The Green Market (Kok Bazaar in Kazakh, Zelyoniy Rynok in Russian) is situated in the rectangle bordered by Zhibek Zholy, Pushkin St, Makatayev St and Kaldayakov St. It is one of the city's classic Central Asian landmarks, and is an essential destination for visitors- those who do not go can barely claim to know Almaty. Hundreds of stands offer everything you can only imagine. In the main hall, dried and fresh fruits and vegetables are displayed picturesque manner; massive heaps of meat and offal from a variety of animals are in huge amounts; and roots and herbs, honey and flowers spread seductive odours reminiscent of of A Thousand and One Nights. Korean salads, fish and caviar compete with turtles and confetti. The market cries of the colourfully dressed women selling fruit and the butchers in their bloodstained overalls are remarkable. Outside, you can find drinks and ice cream, felt socks and CDs, bread and tools, workshops where anything can be repaired, key cutting services and money changers, babushkas selling old personal items, and beggars.
Spurned by the grand and the upwardly mobile as too chilly in winter and somewhat flyblown in summer, the Green Market tends mostly to attract the city's bargain-conscious residents. It struck me as everything a Central Asian market should be. Stall upon stall of dried fruit create a riot of colour set off against billowing linen sheets strung over them to protect the produce from the sun. There are scores of vegetable stands, butchers and wet fish stalls, while in narrow alleys alongside, hundreds of small, open-fronted shops sell shoes, saws, bags of nails, electrical equipment and just about everything else. There are noodle stands and dark corner restaurants and a multitude of horse butchers. The fresh fruit is displayed like jewellery, each piece polished and carefully placed, while spring onions are stylishly trussed in their own stems, and green beans tied neatly in bundles. I first visited the market in summer, but I was later impressed to see the outdoor stalls open for business even in midwinter when old Kazakh women bundled in cardigans and hats sit in the snow, their wares skimpily covered in polythene, as indifferent to the cold as statues.
In Search of Kazakhstan by Christopher Robbins
It's perfectly normal to leave the Green Market heavily laden and considerably lighter in tenge.

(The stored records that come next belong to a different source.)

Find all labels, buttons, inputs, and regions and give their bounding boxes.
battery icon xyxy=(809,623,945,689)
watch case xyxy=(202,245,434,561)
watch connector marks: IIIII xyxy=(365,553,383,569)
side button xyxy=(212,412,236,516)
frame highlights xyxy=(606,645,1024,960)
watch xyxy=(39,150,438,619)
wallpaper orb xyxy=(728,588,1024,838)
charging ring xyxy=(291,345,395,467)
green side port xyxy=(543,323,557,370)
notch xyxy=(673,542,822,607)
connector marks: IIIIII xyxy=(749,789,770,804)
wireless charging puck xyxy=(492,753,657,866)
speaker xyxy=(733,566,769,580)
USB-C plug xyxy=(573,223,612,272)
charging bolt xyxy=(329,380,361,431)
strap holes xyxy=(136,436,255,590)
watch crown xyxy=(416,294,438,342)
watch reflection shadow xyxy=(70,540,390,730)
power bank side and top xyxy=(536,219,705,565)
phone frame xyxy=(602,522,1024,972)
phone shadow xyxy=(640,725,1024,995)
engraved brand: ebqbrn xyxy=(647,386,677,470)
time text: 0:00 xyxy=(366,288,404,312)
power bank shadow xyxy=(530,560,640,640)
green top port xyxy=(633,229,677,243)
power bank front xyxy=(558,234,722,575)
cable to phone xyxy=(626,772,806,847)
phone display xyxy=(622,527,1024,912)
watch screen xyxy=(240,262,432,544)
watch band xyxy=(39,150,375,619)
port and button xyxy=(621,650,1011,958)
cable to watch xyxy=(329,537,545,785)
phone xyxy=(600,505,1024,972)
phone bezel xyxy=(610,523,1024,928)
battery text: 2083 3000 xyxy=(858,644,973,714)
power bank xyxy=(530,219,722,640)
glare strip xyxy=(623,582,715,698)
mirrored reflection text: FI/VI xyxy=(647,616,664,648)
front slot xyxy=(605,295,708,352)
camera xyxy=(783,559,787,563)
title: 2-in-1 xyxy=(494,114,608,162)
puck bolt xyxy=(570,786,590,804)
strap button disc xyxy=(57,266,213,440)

The market is closed on Mondays. Every citizen of Almaty knows the Barakholka, a kilometre-long stretch on Kuderina Street, parallel to Ryskulova Prospekt. This market offers Asiatic flair, the worst traffic jam in town, abundant merchandise and sensationally modest prices. Traders both inside and outside offer any and everything: food and beverages, clothing, furs, household equipment, building materials, technical equipment, junk and branded goods at wholesale prices or even less. Branded jeans can be bought here for 10 euros, good mountain boots for 12 euros and coats made of karakul fleece for four times that price. It is quite an experience even if you aren't intending to buy anything.
Other markets are found in the outskirts of the city. Most of them specialize in something, for example the market on the corner of Tole Bi St and Mikrorayon Aksay-l offers, apart from fruit, vegetables and other food and beverages, live animals, in particular the popular Central Asian and Caucasian sheepdogs. Closer to the city centre, in the marketplace on the corner of Tole Bi St and Brusilovskovo St, you can find a broad range of furniture and craftwork tools. On the last weekend of each month, the artisans' guild organizes a market of Central Asian handicrafts in front of and within the Zhetisu Hotel.